The IRGC assembled a portfolio of managed instability. Hezbollah in Lebanon. Hamas and Palestinian Islamic Jihad in Gaza. The Houthis in Yemen. Shia militias in Iraq and Syria. Each organization embedded locally and plausibly deniable, yet strategically aligned with Tehran for funding, training, targeting intelligence, and escalation control. When pressure eased in one theater, it intensified in another. Rockets from the north, drones threatening shipping lanes, militias probing U.S. positions. This was calibrated pressure designed to keep adversaries reactive and allies uncertain.

The financing model sustained it. Shadow oil fleets moved crude through layered ownership structures and cooperative jurisdictions.
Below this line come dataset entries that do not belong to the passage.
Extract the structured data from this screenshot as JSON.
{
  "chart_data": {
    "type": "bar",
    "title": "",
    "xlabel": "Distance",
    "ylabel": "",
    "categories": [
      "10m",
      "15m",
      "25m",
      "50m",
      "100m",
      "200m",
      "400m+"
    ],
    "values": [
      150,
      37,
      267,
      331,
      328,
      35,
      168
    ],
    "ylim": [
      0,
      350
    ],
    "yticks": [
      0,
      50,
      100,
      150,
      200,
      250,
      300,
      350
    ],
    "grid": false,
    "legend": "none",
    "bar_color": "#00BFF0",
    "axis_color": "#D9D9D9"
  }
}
Trade based money laundering and opaque insurance arrangements converted revenue into missiles, UAVs, and monthly stipends that could destabilize a capital at minimal cost. Hezbollah in peak years drew hundreds of millions annually from Tehran, supplemented by criminal enterprises in Latin America tied to cocaine routes and laundering networks intersecting with Venezuelan actors. These were not isolated extremist groups operating on donations. They were profit centers inside a hybrid enterprise that blended state sponsorship with organized crime methods.

Tehran invested just as seriously in the information domain. Iranian operators and aligned networks ran influence operations targeting American politics, amplifying divisions and pushing narratives designed to erode trust in institutions. The goal was not admiration. It was exhaustion. Make every controversy feel existential and every protest ecosystem easier to inflame from the outside. Intelligence assessments have documented Iran linked accounts posing as activists online, seeding amplification, and experimenting with limited financial support to groups aligned with their messaging. Foreign strategy and domestic turbulence intersected in ways that consistently benefited Tehran.

Iran’s power did not rest in any single capability. It rested in integration. Cash to proxies, weapons to militias, narratives to social platforms, coordination across theaters. A hub with global reach. That is why the recent strikes, which targeted senior leadership including the confirmed killing of Ayatollah Khamenei in a strike on his Tehran compound, degraded command nodes in Tehran, and disrupted missile and security infrastructure, matter beyond immediate battlefield effects.

When the patron looks vulnerable, proxies reassess their exposure. Financial facilitators reconsider their risk. Regional actors hedge differently. Early reactions already reflect noise without full synchronization: condemnations and threats from Hezbollah, Houthis, Hamas, and Iraqi militias, but no violent proxy wave yet, a sign that coordination is not automatic when the clearinghouse itself is under sustained attack.

For years, caution was presented as prudence and engagement as realism. In practice, both approaches bought Tehran time. Time to expand missile inventories, entrench proxies more deeply, refine sanctions evasion, and professionalize influence operations. Revisionist regimes treat time as capital. We allowed the balance sheet to grow.

If Iran functioned as the central hub for terror proxies, illicit finance pipelines intertwined with criminal networks, disinformation operations, and influence campaigns that fed instability abroad and division at home, then dismantling that hub is not reckless escalation. It is strategic necessity. A network dependent on centralized direction and predictable liquidity cannot operate at the same scale when leadership is removed and revenue arteries are constricted. Coordination frays. Costs rise. Operations fall apart.

Serious nations do not manage hostile networks indefinitely. They impose costs until the whole ecosystem loses its coherence and staying power. If this campaign remains disciplined and focused on degrading the core functions that made Tehran effective as a hub, it will do more than punish a regime. It will weaken the machinery that has exported violence and instability for nearly half a century.

Cut the head off the snake, and watch the ecosystem die.

Rick de la Torre is the CEO of Tower Strategy, a Washington-based federal lobbying and strategic advisory firm. Rick is a retired senior CIA operations officer and former chief of station.